The ideal is to enable AI to learn the underlying rules and motion mappings of the physical world directly from massive video data, aiming for deep understanding and predictive capabilities rather than mere language-based reasoning. While the vision is 'ambitious,' no clear technological convergence trend has emerged yet.

Therefore, despite widespread recognition of VLA models' limitations and active exploration of new paradigms like 'World Models,' no 'standard answer' has emerged for the ultimate path of 'brain evolution' in the past year.

03 Humanoid Robots Approach a Night of Value Restructuring

Although the industry has not fully dispelled the 'fog' surrounding technological paths, the market remains bullish on the robotics sector's long-term prospects.

IDC predicts that the global robotics market will exceed $400 billion by 2029, with China accounting for nearly half and a compound annual growth rate of around 15%.

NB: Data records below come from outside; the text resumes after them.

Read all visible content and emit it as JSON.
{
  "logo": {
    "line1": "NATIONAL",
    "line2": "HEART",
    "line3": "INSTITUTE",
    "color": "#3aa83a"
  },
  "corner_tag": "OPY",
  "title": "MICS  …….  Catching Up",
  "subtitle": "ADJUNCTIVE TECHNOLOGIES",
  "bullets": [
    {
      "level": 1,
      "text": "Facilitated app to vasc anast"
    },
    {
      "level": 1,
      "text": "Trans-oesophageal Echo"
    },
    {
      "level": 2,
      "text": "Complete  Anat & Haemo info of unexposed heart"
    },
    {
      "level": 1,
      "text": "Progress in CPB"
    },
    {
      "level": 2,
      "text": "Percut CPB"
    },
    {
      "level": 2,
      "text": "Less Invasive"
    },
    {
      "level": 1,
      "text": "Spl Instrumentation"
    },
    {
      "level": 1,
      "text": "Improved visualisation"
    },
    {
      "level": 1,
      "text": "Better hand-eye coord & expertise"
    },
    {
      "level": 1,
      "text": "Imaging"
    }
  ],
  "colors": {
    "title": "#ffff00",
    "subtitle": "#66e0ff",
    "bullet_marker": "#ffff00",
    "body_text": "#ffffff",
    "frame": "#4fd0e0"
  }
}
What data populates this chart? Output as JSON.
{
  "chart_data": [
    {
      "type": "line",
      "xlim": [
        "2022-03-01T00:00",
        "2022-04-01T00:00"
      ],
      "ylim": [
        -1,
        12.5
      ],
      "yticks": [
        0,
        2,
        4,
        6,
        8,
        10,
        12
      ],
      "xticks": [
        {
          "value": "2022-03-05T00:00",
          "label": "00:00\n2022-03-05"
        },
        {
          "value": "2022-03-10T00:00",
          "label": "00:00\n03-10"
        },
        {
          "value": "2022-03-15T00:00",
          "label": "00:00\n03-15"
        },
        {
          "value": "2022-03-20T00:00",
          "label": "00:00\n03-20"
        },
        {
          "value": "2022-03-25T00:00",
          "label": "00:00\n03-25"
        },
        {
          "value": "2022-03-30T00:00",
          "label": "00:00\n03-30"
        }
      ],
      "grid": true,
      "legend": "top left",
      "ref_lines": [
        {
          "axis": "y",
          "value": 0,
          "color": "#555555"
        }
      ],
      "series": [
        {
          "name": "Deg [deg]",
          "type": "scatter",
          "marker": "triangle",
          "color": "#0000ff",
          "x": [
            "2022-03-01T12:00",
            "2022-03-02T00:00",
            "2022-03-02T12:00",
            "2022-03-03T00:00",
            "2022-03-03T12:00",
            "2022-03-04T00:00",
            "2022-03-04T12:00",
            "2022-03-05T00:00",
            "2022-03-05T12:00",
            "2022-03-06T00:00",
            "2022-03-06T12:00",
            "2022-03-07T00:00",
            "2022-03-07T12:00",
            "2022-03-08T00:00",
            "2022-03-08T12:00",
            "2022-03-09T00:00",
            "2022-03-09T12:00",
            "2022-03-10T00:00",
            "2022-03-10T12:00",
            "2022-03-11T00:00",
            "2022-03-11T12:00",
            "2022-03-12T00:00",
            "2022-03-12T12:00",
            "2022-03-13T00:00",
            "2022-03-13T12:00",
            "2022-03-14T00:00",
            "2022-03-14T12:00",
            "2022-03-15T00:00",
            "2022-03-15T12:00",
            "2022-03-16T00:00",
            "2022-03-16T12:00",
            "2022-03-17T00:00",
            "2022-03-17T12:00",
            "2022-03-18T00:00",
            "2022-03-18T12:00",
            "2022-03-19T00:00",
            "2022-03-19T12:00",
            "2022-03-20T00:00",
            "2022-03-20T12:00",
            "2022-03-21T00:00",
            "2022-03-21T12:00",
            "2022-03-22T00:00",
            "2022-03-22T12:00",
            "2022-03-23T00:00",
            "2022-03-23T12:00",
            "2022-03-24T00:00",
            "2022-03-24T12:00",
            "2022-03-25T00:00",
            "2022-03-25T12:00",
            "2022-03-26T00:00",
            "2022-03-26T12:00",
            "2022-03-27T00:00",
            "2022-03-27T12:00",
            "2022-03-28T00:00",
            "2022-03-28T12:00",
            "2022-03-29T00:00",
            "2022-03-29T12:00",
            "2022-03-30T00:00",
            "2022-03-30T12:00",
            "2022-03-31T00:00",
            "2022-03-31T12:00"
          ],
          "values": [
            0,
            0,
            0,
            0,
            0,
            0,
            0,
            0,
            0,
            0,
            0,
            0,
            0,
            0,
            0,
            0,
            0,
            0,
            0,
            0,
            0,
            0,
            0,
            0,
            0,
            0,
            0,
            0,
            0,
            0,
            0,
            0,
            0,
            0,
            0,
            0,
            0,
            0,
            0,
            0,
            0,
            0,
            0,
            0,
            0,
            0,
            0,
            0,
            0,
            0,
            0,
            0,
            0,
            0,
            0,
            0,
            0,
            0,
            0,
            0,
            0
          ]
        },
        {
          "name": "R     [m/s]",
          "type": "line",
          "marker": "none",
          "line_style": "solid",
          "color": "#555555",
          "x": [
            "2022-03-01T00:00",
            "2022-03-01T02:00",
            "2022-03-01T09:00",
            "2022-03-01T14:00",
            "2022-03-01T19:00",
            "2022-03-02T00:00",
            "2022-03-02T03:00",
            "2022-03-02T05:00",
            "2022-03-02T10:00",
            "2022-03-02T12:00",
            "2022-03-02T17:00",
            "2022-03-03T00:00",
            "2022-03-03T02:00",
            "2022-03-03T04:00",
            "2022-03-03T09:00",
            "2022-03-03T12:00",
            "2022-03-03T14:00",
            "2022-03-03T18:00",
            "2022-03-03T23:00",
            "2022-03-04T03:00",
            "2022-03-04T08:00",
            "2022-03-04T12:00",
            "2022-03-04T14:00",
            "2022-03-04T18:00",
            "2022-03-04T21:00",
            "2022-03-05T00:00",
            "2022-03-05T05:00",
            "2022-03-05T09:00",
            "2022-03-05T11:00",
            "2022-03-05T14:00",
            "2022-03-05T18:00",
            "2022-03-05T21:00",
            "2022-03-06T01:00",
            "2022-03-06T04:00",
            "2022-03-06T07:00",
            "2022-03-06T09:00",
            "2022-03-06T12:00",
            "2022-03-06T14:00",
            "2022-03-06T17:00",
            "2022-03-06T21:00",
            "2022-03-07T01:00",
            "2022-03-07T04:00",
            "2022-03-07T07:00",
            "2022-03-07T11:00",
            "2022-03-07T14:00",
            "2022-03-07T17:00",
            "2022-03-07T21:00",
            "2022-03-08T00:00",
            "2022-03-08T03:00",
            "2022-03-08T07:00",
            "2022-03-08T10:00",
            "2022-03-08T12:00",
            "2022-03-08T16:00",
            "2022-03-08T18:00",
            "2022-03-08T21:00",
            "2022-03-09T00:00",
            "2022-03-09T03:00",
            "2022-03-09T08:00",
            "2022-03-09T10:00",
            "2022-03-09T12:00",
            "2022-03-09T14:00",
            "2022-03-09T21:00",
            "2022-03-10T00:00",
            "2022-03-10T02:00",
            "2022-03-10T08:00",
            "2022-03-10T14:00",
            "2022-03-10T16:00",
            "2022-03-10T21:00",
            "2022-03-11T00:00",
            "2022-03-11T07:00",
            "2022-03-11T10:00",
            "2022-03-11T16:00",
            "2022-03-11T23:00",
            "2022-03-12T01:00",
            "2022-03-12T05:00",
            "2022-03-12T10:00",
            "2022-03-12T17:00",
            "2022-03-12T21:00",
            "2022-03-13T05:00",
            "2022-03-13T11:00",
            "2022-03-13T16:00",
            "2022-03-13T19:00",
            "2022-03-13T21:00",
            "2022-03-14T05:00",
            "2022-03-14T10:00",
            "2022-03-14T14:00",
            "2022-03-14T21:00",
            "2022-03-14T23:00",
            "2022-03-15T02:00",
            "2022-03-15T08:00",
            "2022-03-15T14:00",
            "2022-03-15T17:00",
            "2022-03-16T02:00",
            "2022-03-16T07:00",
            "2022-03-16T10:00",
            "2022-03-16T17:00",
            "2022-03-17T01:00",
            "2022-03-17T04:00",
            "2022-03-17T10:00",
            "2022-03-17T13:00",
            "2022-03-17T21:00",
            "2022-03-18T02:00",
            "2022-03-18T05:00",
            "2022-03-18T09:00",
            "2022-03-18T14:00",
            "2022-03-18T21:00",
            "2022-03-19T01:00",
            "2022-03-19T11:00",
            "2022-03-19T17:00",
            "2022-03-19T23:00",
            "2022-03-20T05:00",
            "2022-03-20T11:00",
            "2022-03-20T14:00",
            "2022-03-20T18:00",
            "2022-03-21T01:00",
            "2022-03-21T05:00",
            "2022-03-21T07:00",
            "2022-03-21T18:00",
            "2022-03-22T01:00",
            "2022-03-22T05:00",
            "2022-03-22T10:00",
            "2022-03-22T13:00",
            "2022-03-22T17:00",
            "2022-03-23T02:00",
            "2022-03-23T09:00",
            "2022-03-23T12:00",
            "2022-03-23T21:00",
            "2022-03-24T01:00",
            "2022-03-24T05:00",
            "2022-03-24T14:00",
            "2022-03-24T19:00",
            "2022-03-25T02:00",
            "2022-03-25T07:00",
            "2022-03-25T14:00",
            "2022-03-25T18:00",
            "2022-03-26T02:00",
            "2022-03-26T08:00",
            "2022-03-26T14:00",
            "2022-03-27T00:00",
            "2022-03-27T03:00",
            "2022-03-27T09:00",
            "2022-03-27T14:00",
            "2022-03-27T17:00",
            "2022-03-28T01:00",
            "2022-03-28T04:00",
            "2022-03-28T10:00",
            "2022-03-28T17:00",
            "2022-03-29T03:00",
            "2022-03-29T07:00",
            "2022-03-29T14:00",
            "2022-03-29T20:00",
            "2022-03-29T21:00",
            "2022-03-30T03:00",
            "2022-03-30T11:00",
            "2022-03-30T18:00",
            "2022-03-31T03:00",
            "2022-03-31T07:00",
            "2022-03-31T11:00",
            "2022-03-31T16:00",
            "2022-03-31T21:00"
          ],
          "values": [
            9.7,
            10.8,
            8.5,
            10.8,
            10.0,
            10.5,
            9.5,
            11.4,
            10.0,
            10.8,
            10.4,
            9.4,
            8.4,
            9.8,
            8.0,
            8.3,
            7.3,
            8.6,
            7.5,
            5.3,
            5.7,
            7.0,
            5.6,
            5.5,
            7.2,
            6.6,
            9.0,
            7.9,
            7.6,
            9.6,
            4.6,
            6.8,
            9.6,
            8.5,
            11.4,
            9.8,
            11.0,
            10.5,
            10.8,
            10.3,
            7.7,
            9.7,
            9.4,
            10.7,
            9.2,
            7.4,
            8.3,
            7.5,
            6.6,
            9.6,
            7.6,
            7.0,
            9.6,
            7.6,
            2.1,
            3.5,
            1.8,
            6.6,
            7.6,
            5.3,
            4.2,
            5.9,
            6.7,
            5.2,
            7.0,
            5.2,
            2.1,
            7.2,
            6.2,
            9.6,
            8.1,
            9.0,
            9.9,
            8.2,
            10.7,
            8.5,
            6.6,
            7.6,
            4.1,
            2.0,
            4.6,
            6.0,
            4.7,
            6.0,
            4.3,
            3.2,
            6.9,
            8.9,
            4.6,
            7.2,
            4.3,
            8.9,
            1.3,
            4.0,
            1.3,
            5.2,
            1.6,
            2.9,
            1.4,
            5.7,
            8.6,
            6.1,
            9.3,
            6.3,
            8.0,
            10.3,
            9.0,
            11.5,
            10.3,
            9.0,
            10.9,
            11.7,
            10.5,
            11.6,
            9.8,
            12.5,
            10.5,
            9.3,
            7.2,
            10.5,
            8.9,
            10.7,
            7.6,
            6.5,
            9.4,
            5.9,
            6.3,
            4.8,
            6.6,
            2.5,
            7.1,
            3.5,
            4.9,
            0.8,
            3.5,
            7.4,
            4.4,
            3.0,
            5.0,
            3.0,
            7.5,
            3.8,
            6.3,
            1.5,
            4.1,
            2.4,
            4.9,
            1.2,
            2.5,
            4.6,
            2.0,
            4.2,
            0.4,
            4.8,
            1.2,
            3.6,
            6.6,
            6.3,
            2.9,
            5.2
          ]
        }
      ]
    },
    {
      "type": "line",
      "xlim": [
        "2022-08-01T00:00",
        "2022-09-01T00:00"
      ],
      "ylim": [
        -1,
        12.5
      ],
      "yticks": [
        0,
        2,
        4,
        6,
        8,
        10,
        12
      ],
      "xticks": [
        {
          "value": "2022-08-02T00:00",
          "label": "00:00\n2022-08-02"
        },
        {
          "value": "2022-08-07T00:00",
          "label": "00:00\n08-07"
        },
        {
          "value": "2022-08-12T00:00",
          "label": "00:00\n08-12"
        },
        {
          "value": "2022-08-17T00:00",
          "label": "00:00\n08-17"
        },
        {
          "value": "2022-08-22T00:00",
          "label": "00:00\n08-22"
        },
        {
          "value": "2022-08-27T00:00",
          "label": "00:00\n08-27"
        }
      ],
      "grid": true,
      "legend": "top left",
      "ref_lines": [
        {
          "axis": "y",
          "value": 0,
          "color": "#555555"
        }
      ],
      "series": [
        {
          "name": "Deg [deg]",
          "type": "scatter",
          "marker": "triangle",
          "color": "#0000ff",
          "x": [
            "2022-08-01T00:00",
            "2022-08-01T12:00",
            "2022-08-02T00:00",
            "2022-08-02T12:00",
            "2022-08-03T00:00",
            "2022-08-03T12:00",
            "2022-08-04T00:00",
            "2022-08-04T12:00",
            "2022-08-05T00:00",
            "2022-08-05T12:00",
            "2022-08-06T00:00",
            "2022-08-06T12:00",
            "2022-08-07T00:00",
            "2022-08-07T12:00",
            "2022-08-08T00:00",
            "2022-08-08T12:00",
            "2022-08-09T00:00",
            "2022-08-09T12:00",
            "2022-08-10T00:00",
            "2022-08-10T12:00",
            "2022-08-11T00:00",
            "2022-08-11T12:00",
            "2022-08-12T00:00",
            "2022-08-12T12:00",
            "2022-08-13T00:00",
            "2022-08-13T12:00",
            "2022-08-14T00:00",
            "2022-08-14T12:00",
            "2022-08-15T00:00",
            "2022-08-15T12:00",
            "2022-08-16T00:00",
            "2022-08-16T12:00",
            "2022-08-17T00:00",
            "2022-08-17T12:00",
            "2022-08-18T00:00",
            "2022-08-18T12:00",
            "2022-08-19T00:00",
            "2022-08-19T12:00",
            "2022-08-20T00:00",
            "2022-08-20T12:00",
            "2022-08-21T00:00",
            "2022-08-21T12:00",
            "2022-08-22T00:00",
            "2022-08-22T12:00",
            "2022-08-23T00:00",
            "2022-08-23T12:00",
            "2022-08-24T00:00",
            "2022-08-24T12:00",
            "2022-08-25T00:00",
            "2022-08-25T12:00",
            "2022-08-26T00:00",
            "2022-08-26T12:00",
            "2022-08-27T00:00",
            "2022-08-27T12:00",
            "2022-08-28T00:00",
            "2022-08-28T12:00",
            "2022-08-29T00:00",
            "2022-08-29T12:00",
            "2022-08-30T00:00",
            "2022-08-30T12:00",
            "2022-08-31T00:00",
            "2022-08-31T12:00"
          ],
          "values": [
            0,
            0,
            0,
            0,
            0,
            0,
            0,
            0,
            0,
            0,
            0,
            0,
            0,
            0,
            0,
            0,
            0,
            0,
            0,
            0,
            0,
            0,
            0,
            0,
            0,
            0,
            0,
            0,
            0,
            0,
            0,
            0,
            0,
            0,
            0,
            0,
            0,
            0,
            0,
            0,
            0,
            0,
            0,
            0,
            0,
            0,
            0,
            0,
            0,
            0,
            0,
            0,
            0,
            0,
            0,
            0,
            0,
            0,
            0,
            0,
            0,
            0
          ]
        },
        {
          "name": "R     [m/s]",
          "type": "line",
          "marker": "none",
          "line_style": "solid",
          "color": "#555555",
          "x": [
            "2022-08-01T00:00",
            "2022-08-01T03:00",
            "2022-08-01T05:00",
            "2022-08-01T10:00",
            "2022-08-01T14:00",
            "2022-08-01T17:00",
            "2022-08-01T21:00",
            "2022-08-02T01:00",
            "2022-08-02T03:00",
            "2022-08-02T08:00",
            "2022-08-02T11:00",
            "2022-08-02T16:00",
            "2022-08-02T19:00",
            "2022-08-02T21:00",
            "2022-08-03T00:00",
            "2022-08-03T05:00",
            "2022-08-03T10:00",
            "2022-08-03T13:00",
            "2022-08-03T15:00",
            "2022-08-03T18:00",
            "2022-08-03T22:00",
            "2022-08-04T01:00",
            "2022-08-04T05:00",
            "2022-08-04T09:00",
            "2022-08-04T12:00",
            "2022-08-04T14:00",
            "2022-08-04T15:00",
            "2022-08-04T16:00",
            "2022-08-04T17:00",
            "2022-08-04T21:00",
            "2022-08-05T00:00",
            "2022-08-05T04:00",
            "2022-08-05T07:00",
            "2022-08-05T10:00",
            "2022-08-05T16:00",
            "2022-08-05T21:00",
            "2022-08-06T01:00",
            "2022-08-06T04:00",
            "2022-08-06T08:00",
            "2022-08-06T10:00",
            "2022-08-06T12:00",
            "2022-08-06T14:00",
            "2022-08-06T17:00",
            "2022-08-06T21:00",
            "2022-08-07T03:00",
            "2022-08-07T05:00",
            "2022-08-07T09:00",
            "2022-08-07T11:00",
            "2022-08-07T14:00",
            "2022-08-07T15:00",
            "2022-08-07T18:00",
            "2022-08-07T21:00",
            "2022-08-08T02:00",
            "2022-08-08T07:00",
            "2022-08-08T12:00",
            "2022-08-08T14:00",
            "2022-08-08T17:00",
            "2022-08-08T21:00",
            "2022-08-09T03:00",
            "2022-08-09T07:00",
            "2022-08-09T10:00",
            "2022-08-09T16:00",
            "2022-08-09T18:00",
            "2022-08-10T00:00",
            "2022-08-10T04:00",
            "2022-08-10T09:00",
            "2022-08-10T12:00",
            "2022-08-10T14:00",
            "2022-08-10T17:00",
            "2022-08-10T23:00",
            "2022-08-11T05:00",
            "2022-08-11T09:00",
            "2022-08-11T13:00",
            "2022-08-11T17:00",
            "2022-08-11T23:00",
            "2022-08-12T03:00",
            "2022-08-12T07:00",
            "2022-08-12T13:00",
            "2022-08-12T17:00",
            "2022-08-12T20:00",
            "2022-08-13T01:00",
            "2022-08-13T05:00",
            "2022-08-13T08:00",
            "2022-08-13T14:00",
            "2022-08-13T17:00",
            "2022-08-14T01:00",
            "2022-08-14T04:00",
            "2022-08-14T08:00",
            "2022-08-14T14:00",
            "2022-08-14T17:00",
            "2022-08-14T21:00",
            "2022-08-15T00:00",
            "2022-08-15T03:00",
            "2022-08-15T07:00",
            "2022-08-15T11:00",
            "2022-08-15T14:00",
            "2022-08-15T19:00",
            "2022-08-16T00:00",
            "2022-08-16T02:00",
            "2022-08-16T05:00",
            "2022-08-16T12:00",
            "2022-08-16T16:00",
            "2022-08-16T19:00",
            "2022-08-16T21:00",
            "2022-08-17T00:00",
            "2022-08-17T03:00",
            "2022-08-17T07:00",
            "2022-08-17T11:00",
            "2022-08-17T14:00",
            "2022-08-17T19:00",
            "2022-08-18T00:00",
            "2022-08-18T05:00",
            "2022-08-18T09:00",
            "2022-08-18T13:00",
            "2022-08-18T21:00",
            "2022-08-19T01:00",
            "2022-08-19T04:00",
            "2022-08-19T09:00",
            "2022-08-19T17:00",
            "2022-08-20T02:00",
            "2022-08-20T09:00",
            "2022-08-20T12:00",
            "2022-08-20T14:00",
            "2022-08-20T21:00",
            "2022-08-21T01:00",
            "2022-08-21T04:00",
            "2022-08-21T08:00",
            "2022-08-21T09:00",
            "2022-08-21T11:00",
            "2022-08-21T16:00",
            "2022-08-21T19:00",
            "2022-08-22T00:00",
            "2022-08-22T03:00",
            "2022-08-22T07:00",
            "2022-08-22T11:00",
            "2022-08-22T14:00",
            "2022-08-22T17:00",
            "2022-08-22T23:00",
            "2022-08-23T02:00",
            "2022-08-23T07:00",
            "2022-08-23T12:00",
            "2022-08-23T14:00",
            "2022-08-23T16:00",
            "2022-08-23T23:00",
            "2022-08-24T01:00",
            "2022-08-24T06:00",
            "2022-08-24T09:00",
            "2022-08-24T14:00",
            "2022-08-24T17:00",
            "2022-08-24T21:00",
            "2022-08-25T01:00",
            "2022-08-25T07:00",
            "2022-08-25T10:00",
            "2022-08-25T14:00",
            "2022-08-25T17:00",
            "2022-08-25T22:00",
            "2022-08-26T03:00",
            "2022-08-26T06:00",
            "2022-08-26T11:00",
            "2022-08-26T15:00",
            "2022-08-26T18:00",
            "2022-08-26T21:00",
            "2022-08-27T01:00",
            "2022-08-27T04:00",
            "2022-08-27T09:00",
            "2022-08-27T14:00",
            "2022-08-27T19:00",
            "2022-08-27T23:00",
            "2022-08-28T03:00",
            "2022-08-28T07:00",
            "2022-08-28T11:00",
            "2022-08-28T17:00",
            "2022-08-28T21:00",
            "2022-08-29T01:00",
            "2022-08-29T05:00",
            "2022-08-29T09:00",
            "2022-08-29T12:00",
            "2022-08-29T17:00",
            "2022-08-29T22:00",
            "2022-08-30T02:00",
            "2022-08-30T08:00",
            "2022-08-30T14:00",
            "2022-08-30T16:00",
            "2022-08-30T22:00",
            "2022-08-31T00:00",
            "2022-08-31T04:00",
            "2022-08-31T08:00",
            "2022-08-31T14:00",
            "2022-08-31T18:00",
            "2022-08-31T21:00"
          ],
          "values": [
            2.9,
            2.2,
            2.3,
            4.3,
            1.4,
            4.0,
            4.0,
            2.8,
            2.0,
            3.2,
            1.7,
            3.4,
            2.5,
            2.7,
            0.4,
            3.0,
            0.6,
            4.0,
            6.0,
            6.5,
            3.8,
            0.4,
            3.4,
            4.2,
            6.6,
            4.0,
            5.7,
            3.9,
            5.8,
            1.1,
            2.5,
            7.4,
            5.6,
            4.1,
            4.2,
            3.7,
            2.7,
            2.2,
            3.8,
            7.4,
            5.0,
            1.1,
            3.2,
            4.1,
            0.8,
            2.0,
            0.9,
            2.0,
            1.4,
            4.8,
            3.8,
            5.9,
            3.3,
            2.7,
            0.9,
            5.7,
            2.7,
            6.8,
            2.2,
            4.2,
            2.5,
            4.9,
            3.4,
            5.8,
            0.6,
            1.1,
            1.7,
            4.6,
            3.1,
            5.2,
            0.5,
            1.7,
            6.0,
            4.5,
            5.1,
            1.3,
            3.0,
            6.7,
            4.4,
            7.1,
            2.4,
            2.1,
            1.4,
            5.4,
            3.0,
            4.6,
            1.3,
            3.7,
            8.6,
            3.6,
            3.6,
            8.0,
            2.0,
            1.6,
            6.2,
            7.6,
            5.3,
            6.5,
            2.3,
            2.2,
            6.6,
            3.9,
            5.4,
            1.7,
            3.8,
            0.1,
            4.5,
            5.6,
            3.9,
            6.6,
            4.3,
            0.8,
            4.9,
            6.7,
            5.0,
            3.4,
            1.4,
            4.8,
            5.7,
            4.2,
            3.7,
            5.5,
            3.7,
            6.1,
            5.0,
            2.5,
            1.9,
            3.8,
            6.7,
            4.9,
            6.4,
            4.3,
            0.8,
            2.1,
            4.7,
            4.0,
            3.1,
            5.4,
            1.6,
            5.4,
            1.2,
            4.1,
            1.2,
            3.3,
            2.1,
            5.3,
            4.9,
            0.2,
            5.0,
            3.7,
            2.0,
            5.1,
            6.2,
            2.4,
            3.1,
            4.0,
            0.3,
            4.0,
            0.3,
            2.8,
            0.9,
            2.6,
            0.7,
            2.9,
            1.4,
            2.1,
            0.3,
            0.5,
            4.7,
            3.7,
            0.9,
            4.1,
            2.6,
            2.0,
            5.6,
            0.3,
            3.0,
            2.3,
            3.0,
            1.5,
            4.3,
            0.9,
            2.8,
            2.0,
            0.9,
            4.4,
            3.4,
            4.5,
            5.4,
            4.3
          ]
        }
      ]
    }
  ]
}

Expanding demand has fueled a wave of financing. By early December, there have been over 550 investment and financing events related to the domestic robotics supply chain, with total funding exceeding 83.9 billion yuan. Despite unclear implementation paths, leading firms like Zhiyuan Robotics and Unitree Robotics have reached valuations in the tens of billions of yuan.

However, as 2026 approaches, capital markets' criteria for evaluating humanoid robot companies are undergoing a fundamental shift.

In November, a startup named Lingqi Wanwu released a demo video: a modified Unitree G1 robot autonomously completed complex tasks like drawing curtains, folding clothes, watering plants, taking out trash, and organizing clutter in a real household environment. Within four months, Lingqi Wanwu secured three rounds of financing totaling nearly 100 million yuan.

To some extent, this further validates the capital market's attitude: 'Can it form a measurable and sustainable commercial closed loop (closed loop) in specific scenarios?' has become more critical than 'Can it perform a difficult backflip?'

Capital markets are now voting with real money for 'pragmatic players' demonstrating potential to solve practical problems.

First and foremost, in automotive manufacturing, 3C electronics assembly, and logistics warehousing—fields with clear processes and highly structured environments—humanoid robots are transitioning from decorative 'tech exhibits' to 'workstation employees' handling actual production tasks. The first batch of 'battle-tested' real orders and stable revenue streams has emerged here.

Penetrating household consumer scenarios is more complex. Robots must perform multiple tasks like folding clothes and organizing dishes, testing model generalization and robustness. Moreover, the user experience during face-to-face human-robot interaction is increasingly valued.

After all, a robot's fluency, human-likeness, and even emotional feedback during direct interaction will directly determine user stickiness and service value. This implies that the next phase of competition may focus less on hardware and more on the depth of human-robot interaction and scene understanding.

In summary, while 2026 may not be the long-awaited 'technological explosion singularity,' it could very well become a more critical 'differentiation singularity.'

The tide will more clearly distinguish between performers obsessed with the spotlight and value creators deeply cultivating user needs. As capital hype subsides, only enterprises that have built genuine competitiveness in core components, scene data, and commercial closed loops will be selected by the era to truly touch the 'starry sky' of humanoid robots.